View larger version (99K): [in a new window]   Fig. 5. Expression of da and ato, but not hh and dpp, can rescue the block in MF progression caused by ectopic activation of Wg signaling. Wandering third instar larval eye discs stained for ß-gal (all samples have a P[dpp-lacZ] transgene) and Elav. (A) WT; (B) P[dpp-Gal4], P[UAS-wg]; (C) P[dpp-Gal4], P[UAS-wg], P[UAS-TCFDN]; (D-F) P[dpp-Gal4], P[UAS-wg], P[UAS-da]; (G-I) P[dpp-Gal4], P[UAS-wg], P[UAS-hh]; (J) P[dpp-Gal4], P[UAS-wg], P[UAS-ato]; (K) P[dpp-Gal4], P[UAS-armact]; (L) P[dpp-Gal4], P[UAS-armact], P[UAS-da]. (A) At this stage, the MF is normally more than halfway across the eye primordia. (B) Ectopic expression of wg at the posterior edge of the eye completely blocks MF progression and differentiation of Elav-positive cells. (C) Coexpression of TCFDN with wg significantly rescues MF progression. (D-F) Coexpression of da with wg always resulted in some MF progression, with approximately 40% of the eyes similar to D, 40% similar to E and the remainder rescued to the extent shown in F. Coexpression of dpp with wg resulted in no rescue (data not shown). (G-I) Coexpression of hh with wg did not rescue MF progression from the posterior edge, but did result in usually one (occasionally more) MF being initiated in the interior of the eye primordia and progressing concentrically. These ectopic MFs had progressed to different extents at the time of fixation, with some recent (G), some several rows of photoreceptors (H) and some progressed to the periphery of the eye (I; note that dpp-lacZ is at the periphery, indicating the leading edge of the MF). Coexpression of ato with wg resulted in considerable rescue of MF progression, though less than seen with da coexpression (the eye in J is one of the best rescues). Expression of an activated form of arm (armact) blocked MF progression, though not as well as wg (note some Elav-positive cells in K). Coexpression of da with armact resulted in significant rescue of MF progression (L). All crosses were maintained at 29°C before fixation.

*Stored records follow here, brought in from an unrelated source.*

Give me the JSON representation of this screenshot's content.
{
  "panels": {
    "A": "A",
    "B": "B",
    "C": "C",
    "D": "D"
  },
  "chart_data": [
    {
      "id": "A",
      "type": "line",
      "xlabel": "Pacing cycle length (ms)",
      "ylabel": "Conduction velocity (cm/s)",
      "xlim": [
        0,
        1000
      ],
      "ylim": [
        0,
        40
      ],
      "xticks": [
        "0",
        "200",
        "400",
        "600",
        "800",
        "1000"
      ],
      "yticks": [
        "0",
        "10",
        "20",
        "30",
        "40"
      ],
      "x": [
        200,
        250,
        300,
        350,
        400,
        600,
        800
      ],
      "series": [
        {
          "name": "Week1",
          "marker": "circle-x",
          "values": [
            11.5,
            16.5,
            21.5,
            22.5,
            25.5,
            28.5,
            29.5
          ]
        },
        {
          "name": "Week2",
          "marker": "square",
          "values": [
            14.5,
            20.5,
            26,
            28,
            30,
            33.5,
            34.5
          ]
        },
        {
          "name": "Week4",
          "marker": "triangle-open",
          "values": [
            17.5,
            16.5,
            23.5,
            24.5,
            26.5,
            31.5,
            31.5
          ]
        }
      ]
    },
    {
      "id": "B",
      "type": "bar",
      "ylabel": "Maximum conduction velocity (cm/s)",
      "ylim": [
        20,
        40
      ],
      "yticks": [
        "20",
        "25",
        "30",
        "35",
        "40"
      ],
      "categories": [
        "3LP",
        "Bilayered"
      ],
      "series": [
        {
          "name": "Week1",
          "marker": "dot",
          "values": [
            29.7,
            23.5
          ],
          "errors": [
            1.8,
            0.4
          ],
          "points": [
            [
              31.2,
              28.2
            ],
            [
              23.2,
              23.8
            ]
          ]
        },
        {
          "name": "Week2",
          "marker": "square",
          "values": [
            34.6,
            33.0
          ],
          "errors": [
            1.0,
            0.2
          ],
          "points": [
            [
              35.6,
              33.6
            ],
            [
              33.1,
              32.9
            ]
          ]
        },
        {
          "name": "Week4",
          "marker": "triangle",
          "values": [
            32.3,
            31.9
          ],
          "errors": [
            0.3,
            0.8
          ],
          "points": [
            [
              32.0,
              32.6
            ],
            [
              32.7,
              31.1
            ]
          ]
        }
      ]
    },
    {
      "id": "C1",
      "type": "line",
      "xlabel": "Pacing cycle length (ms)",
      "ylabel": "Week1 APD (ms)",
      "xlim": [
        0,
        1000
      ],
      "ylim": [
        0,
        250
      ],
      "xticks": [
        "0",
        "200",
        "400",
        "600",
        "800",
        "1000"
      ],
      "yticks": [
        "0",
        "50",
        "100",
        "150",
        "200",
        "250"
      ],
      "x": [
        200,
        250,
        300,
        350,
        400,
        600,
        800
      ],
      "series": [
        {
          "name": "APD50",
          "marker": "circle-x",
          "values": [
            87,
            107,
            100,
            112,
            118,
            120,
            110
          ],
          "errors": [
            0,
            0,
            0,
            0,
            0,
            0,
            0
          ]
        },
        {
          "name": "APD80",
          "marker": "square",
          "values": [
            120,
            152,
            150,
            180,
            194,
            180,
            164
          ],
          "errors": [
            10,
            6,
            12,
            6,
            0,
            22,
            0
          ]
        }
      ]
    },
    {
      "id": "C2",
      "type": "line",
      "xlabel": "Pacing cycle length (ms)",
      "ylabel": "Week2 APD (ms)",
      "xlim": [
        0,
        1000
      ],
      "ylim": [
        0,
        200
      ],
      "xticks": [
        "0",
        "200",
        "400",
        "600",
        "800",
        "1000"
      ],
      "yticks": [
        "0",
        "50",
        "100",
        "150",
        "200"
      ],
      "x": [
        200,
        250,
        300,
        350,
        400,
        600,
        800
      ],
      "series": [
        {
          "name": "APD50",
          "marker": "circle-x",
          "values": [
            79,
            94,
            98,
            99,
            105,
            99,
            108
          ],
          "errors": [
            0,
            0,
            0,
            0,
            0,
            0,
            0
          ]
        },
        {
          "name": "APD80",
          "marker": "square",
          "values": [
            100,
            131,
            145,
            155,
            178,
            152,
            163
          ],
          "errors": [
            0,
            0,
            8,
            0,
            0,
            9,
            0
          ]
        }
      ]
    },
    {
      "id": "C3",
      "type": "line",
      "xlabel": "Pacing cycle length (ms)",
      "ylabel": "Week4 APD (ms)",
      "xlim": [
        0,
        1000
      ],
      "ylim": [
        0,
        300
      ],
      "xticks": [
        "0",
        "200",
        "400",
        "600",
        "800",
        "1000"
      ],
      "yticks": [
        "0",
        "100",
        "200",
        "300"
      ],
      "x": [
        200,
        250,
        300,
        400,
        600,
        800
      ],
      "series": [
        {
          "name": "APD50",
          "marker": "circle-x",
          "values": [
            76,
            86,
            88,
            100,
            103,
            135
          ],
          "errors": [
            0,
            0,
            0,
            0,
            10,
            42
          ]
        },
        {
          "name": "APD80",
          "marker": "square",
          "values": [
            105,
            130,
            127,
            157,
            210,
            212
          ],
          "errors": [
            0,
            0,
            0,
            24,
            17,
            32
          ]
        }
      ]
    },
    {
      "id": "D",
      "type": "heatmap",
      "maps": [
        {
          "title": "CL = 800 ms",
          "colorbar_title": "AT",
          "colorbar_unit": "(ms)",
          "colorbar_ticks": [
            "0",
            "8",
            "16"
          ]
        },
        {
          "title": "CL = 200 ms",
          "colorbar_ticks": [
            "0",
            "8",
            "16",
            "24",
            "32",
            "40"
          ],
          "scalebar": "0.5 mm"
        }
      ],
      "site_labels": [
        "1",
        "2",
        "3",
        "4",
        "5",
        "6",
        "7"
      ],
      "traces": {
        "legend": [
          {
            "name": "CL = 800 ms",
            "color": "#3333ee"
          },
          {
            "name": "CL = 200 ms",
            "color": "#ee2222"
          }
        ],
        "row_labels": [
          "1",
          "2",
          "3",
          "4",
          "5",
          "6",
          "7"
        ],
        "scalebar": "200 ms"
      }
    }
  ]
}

View larger version (75K): [in a new window]   Fig. 6. Wg does not appear to induce Emc or H expression in the eye, but emc and/or h is required for Wg-dependent repression of Da expression and bristle formation. (A-D) Wandering third instar eyes; (E-G) pupal eyes (6 h APF) and adult P[sev-wg] eye with emc1, hIL clones (H). (A,C) P[dpp-Gal4], P[UAS-lacZ]; (B,D) P[dpp-Gal4], P[UAS-wg]; (E) P[GMR-Gal4], P[UAS-lacZ]; (F) P[GMR-Gal4], P[UAS-wg]; (G,H) clones of emc1, hIL in a P[sev-wg] (G) or P[GMR-Gal4], P[UAS-wg] (H) background. (A,B,E,F) H expression; (C,D) Emc expression; (G,H) Da expression. Clonal boundaries were marked with ß-gal (not shown). H is normally expressed in a stripe several cell diameters ahead of the MF (marked with arrows). Emc is expressed in a stripe between the H stripe and MF. In Dpp/wg eyes, Emc is at the posterior edge of the eye (D) and H just anterior. This is consistent with the lack of MF progression in this background. Behind the MF, ectopic expression of wg (via the GMR promoter) does not induce H expression (F) or Emc (data not shown). Removal of emc and h blocks P[sev-wg] from inhibiting Da expression (G) but not P[GMR-Gal4], P[UAS-wg]-dependent Da repression (H). Clonal boundaries are indicated by white lines.